According to court documents and their plea agreements, on August 11, 2014, Guy Agnant, Jr., Donte Taylor, and Antoine Washington were contacted by a cooperating individual (CI) concerning their desire to obtain drugs. As a result of the call from the CI, Agnant indicated to the CI that he wanted to purchase five kilograms of cocaine and Taylor indicated a desire to purchase cocaine and heroin. Agnant and Taylor went to meet the CI and were arrested. Washington traveled with co-defendant Vincent Cooper to meet the CI in order to purchase five kilograms of cocaine and one kilogram of heroin. Law enforcement saw Washington and Cooper arrive at the arranged meeting place and they were arrested. Between Washington and Cooper they had with them more than $223,000 to purchase the drugs.

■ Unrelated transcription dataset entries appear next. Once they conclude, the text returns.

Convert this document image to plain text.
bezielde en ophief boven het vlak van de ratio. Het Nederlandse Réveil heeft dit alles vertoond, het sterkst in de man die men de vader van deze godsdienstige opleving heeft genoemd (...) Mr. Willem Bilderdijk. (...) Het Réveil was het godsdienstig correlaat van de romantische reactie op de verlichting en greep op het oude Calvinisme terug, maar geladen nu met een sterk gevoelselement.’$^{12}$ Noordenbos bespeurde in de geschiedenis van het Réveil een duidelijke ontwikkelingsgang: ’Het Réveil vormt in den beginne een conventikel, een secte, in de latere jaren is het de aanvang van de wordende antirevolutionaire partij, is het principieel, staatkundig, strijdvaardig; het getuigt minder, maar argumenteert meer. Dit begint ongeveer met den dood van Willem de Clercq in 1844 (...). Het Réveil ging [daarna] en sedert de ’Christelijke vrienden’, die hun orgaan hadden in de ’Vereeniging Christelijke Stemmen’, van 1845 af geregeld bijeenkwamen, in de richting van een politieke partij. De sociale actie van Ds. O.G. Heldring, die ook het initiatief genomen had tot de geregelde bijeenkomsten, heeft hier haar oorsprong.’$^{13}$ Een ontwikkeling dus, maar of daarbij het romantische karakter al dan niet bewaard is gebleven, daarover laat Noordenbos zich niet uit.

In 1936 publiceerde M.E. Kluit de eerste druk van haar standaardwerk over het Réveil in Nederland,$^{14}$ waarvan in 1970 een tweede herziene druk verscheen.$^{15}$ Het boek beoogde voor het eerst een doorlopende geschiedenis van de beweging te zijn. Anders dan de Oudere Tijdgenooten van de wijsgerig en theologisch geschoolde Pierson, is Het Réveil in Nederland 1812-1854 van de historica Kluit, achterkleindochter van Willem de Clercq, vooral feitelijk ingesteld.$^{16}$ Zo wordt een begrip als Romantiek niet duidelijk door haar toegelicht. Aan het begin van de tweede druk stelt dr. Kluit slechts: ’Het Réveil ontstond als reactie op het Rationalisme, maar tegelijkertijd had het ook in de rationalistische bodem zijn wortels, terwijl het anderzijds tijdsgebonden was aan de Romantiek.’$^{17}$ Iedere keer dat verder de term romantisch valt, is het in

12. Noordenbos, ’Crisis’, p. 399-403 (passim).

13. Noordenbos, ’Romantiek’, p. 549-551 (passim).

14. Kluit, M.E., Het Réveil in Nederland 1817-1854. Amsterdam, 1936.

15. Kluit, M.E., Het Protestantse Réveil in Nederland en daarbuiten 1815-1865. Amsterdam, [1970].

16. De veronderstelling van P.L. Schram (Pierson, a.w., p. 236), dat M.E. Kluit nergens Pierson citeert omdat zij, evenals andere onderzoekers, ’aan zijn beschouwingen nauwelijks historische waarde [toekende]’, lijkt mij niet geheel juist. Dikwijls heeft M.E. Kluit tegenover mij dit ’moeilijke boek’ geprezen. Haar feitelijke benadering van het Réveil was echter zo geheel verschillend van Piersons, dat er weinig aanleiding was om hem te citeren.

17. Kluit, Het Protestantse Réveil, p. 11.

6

Guy Bordes Agnant, Jr., age 38, of Laurel, Maryland was sentenced to 10 years in prison, for attempted possession with intent to distribute cocaine. Judge Bennett sentenced Antoine DeMarr Washington, age 42, of Washington, D.C. and Donte Eugene Taylor, age 39, of Baltimore, to 12 years in prison and five years in prison, respectively. Washington and Taylor had previously pleaded guilty to attempted possession with the intent to distribute cocaine and heroin. Vincent Cooper, age 47, of Washington, D.C., was sentenced to 11 years in prison, for his participation in the drug conspiracy and Tavon Alexander Louis Hopkins, age 38, of Baltimore also pleaded guilty and was sentenced to three years in prison.
United States Attorney Rod J. Rosenstein commended the FBI, DEA and Baltimore Police Department for their work in the investigation. Mr. Rosenstein thanked Assistant U.S. Attorneys Christopher J. Romano and Seema Mittal, who prosecuted the case.